4:20 Let's just let it run and see where it goes.
4:28 It's done, look at that,
4:29 look at the memory usage, look at the CPU,
4:34 look at the performance, it is so much better than it was before,
4:39 in fact, I kept the previous one around,
4:42 let's have a look at it, it's not really fair to put them side by side,
4:46 because the scale of the graph is not the same,
4:49 but I think we'll get the sense anyway.
4:52 So on the left is the old bad sort of standard procedural code style
4:56 and now look at the memory,
4:58 it goes from 3 MB when I was starting out to 394 MB;
5:05 ours went from 3 MB to 4 MB.
5:09 And that was it.
5:11 If you look at the size of the CPU graph or sort of the length of any of these graphs,
5:15 you'll see they are basically identical in computational time,
5:18 it looks actually lower on CPU usage,
5:22 presumably it's doing less garbage collection less allocation,
5:26 doubling of lists and copying them and things like this,
5:29 and all we have done to change that algorithm is use the yield
5:33 and yield from keyword instead of making lists appending and extending them.
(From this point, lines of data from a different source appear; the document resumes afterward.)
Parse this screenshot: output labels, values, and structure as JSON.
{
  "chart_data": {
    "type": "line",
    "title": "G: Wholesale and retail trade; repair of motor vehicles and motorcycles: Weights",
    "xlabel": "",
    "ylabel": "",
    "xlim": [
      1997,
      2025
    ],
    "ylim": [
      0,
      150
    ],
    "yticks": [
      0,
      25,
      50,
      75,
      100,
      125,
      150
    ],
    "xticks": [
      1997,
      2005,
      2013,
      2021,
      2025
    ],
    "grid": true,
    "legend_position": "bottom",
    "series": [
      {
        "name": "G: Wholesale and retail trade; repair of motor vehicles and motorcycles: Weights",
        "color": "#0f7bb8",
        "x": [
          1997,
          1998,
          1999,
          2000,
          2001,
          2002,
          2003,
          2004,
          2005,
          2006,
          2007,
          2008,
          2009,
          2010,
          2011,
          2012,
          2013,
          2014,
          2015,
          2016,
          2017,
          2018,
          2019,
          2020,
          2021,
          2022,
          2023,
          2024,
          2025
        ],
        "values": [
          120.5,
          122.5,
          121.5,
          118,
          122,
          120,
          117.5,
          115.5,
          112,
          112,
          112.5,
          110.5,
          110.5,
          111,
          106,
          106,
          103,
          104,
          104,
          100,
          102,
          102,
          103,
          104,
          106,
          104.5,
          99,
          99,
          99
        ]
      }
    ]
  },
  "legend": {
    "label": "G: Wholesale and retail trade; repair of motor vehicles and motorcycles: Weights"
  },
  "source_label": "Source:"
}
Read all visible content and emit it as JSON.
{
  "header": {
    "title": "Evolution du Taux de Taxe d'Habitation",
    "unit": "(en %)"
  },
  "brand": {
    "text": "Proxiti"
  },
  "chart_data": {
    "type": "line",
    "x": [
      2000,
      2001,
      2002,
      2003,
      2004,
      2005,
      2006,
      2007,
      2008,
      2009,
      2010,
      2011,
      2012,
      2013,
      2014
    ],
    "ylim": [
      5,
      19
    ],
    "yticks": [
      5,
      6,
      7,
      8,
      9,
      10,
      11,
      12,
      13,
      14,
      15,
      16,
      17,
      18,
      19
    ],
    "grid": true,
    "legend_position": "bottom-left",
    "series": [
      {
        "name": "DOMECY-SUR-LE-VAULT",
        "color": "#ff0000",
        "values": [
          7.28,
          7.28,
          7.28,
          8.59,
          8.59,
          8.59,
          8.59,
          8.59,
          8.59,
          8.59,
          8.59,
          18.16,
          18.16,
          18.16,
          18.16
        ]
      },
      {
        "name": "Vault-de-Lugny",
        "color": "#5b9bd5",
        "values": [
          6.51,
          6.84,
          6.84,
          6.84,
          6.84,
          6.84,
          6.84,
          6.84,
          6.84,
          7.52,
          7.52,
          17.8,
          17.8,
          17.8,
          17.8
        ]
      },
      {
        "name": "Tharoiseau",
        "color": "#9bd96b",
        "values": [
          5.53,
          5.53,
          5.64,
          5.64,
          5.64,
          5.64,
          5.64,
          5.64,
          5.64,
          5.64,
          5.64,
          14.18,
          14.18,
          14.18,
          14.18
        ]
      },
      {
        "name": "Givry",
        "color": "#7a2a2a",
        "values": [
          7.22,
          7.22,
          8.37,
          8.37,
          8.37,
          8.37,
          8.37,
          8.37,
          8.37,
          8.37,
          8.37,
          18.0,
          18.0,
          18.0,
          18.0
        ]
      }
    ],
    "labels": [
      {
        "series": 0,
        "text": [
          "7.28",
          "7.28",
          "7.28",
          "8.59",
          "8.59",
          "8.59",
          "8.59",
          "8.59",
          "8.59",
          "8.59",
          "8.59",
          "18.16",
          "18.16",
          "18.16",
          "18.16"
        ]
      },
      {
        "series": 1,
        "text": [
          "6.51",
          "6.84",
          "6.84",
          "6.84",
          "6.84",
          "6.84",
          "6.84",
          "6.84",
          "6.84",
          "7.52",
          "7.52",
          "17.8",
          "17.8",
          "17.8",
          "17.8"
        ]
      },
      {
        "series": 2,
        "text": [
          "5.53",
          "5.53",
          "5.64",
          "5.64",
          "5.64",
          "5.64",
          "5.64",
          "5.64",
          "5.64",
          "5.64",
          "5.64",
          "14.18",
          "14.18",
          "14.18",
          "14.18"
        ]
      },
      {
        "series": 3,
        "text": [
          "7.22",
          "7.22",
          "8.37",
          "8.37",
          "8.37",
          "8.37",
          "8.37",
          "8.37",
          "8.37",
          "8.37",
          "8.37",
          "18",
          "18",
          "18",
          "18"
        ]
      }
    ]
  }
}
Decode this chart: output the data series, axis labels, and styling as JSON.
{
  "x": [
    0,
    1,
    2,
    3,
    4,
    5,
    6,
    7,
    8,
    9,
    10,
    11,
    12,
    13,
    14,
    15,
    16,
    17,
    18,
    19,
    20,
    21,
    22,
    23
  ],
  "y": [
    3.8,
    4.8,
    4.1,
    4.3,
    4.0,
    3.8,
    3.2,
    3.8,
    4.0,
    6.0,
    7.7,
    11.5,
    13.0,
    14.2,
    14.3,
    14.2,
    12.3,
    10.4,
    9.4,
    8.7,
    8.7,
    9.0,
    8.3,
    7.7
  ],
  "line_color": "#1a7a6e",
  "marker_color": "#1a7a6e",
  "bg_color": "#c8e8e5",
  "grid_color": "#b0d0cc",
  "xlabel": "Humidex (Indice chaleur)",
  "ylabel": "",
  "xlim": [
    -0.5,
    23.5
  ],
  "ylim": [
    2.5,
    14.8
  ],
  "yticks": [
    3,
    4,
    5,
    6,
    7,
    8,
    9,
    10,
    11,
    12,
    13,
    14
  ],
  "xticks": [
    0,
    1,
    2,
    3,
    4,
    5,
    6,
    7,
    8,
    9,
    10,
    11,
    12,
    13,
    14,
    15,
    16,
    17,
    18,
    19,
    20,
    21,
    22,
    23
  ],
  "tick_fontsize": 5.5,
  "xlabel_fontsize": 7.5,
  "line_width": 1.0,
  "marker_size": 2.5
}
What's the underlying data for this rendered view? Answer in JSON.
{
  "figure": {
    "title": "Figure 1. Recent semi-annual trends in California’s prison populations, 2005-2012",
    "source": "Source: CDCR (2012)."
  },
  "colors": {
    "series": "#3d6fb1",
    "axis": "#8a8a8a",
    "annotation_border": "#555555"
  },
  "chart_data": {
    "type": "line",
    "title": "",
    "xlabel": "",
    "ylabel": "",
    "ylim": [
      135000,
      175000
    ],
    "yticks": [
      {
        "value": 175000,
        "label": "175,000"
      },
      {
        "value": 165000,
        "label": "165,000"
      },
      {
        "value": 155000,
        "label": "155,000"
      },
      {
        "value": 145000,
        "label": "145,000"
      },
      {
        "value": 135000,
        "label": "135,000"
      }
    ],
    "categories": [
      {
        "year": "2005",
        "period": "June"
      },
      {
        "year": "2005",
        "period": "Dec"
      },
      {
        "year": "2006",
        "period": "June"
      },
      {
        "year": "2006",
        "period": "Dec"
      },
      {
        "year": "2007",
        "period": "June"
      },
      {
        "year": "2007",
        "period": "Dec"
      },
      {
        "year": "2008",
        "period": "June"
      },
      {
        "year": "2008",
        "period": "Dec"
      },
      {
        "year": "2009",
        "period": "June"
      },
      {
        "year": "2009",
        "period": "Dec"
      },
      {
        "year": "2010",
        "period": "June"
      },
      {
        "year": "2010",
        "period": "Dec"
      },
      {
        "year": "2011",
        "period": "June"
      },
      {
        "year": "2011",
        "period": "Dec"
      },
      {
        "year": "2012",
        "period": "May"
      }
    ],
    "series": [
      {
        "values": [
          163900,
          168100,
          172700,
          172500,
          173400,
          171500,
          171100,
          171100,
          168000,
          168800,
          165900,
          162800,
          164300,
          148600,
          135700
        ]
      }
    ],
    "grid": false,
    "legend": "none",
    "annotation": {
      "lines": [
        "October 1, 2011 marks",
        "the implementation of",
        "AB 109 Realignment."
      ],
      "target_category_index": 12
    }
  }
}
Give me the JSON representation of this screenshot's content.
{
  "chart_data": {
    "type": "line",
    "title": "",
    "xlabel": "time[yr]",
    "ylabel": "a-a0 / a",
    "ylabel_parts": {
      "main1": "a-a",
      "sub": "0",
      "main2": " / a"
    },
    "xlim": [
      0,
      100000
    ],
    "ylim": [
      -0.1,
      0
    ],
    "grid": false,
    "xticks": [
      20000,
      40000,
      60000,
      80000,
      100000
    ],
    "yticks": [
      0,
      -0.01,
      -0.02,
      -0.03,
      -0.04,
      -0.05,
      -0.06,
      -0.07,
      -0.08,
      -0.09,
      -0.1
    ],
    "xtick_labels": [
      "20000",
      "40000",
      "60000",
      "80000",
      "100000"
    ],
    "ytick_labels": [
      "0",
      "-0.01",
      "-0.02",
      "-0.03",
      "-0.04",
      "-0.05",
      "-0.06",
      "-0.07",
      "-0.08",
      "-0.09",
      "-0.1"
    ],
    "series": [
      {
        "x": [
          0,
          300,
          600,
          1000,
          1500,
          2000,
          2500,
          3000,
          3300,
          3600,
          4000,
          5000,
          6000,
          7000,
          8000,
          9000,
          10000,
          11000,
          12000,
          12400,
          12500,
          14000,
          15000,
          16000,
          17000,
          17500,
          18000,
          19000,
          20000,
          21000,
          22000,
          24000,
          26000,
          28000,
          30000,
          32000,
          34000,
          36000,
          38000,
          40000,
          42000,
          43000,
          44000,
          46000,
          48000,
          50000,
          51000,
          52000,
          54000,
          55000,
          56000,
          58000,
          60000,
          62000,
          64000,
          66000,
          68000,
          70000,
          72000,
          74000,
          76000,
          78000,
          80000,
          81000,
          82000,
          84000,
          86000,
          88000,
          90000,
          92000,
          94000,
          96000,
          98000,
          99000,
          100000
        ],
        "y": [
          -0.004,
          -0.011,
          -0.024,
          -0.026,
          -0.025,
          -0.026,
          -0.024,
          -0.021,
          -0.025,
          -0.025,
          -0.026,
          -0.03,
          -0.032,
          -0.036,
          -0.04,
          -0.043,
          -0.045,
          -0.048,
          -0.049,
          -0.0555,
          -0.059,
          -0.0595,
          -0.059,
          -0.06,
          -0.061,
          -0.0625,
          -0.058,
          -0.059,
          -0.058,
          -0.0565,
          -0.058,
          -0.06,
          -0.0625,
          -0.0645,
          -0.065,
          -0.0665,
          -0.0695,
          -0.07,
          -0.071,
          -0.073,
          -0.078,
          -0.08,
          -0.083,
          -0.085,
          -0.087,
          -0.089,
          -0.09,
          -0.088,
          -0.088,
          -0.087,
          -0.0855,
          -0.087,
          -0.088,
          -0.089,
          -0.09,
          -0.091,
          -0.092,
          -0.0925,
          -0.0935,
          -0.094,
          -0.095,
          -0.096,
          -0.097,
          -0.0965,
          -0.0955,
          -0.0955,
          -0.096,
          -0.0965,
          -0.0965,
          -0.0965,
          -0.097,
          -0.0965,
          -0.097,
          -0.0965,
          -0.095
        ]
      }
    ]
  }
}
5:37 The code we wrote actually got a couple of lines shorter,
5:40 so this is the power of generator methods
5:43 and any time you are processing like a pipeline of lots of data
5:47 you saw that you can chain them together
5:49 to create these pipelines basically effortlessly,
5:52 we'll see that there is even a simpler way to create
5:55 this type of structure something called a generator expression,
5:58 right, but we'll save that for the next app.